MENINA DEITADA
DE JOÃO CUTILEIRO
Parecendo que dorme desde sempre sobre o espelho de água fronteiro à Casa, a Menina Deitada foi esculpida a partir de um só bloco de mármore para figurar na exposição retrospetiva da obra de João Cutileiro, programada pela Fundação da Casa de Mateus em Maio de 1981. Momento singular da programação intensa que anima a Casa, a Região e o País desde a década de setenta do séc. XX, a exposição foi um momento marcante no compromisso entre arte e paisagem, entre a descoberta da obra na pedra e a sua inscrição num lugar com memória. Como se fizéssemos uma viagem no tempo, procuremos compreender como evoluiu e se construiu esta paisagem da qual a Menina Deitada é hoje um dos ícones mais recordados.
Evocação marmórea de um corpo feminino real, sempre naquela textura de quem é trazida da pedra para assumir uma imagem contemporânea do ideal renascentista de beleza e perfeição, a Menina desafia com a sua natureza despojada a exuberância da paisagem barroca.

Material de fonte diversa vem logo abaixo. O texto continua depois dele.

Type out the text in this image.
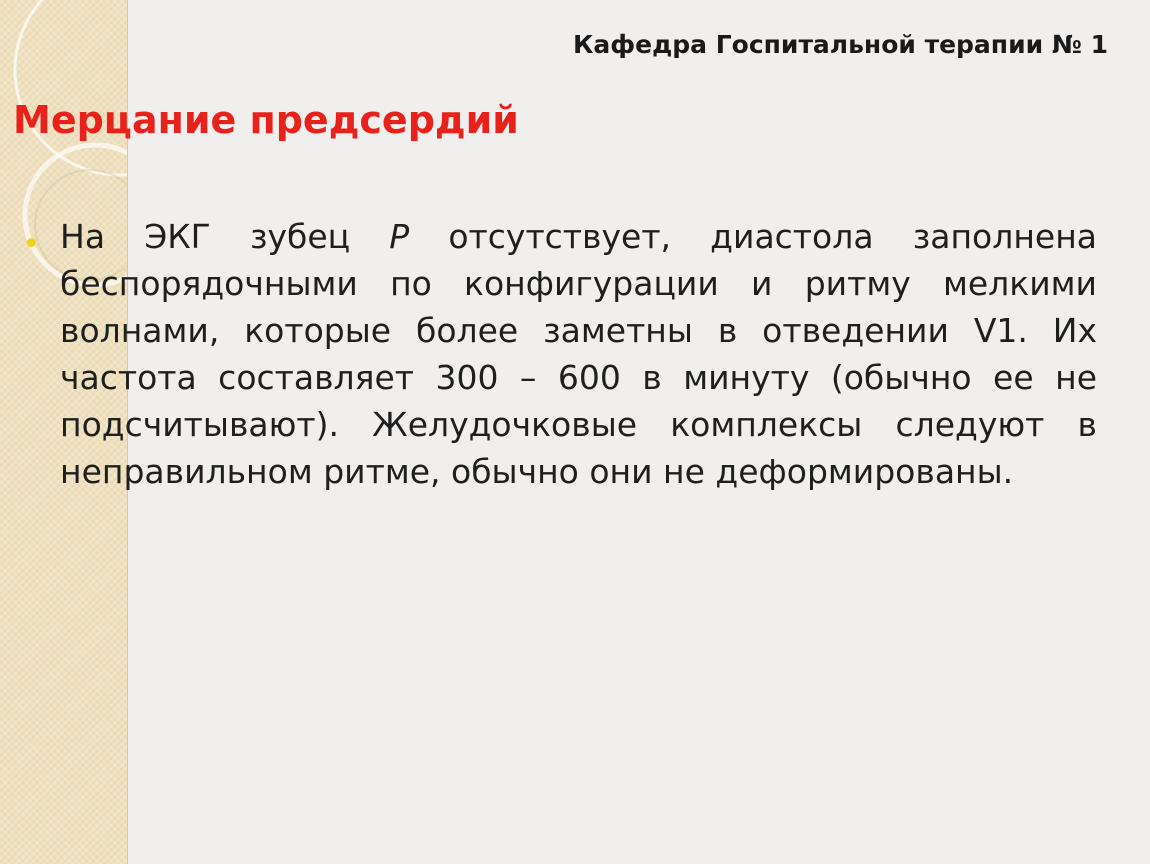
Кафедра Госпитальной терапии № 1
Мерцание предсердий

На ЭКГ зубец Р отсутствует, диастола заполнена беспорядочными по конфигурации и ритму мелкими волнами, которые более заметны в отведении V1. Их частота составляет 300 – 600 в минуту (обычно ее не подсчитывают). Желудочковые комплексы следуют в неправильном ритме, обычно они не деформированы.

Nas décadas que antecedem a abertura do Museu, em Abril de 1961, D. Francisco de Sousa Botelho e Albuquerque empreende uma recuperação profunda da Casa, cujo estado de degradação havia avançado rapidamente, e desenha um plano paisagístico que transformará o seu enquadramento e o olhar que sobre ela deitamos. Começa pela transformação dos jardins a nascente, sobretudo os do parterre inferior, encomendados a personalidades com linguagens e percursos diversos. Ainda nos anos 40, Gomes de Amorim desenha um novo jardim neobarroco, à semelhança do que havia construído anos antes por encomenda da Condessa de Mangualde, e António Lino desenha os Jardins de Água, síntese entre uma linguagem modernista e a necessidade prática de criar um depósito de segurança, em caso de incêndio. Na década seguinte, o pintor Paulo Bensliman, presença constante na Casa, reinventa o jardim barroco sob uma perspetiva minimal e propõe o Jardim das Coroas. Como elemento estruturante deste conjunto, D. Francisco imagina e faz construir o majestático túnel de cedros, verdadeiro caminho fora do tempo. Mas é no início dos anos sessenta que se dá a mais surpreendente reescrita desta paisagem. Entre 1960 e 1961, Gonçalo Ribeiro Telles, figura maior da primeira geração de Arquitetos Paisagistas, já envolvido no processo que conduziria à construção, poucos anos depois, dos Jardins da Fundação Calouste Gulbenkian, é chamado por D. Francisco para reimaginar o enquadramento da fachada principal da Casa. O resultado é um frondoso parque arbóreo, que reforça a ideia de inscrição da arquitetura num espaço natural e cria um genial jogo de ocultação, a propor ao visitante que tome o caminho de entrada como transição para outra dimensão do espaço e do tempo e só depois o deixa deparar-se com o cenário deslumbrante das fachadas da Casa e da Capela refletidos num vasto espelho de água, cujo desenho modernista reforça surpreendentemente o efeito barroco do conjunto.
É aí, precisamente, que os curadores da exposição de 1981 decidem instalar a Menina Deitada. Variação do tema mais recorrente na obra do escultor que começou a destruir simbolicamente o salazarismo com a visão genial de D. Sebastião que se dá a ver em Lagos desde 1972, evocação marmórea de um corpo feminino real, sempre naquela textura de quem é trazida da pedra para assumir uma imagem contemporânea do ideal renascentista de beleza e perfeição, a Menina desafia com a sua natureza despojada a exuberância da paisagem barroca. Finda a exposição, empacotadas e despedidas as dezenas de peças que reinterpretaram a paisagem de Mateus ao longo dessas semanas de 1981, a Menina ficou. Até hoje. E, mesmo que não tenha sido essa a intenção primeira do autor, persiste como evocação da matriz feminina, assertiva e persuasiva, que teceu a estabilidade secular da Casa e da sua memória.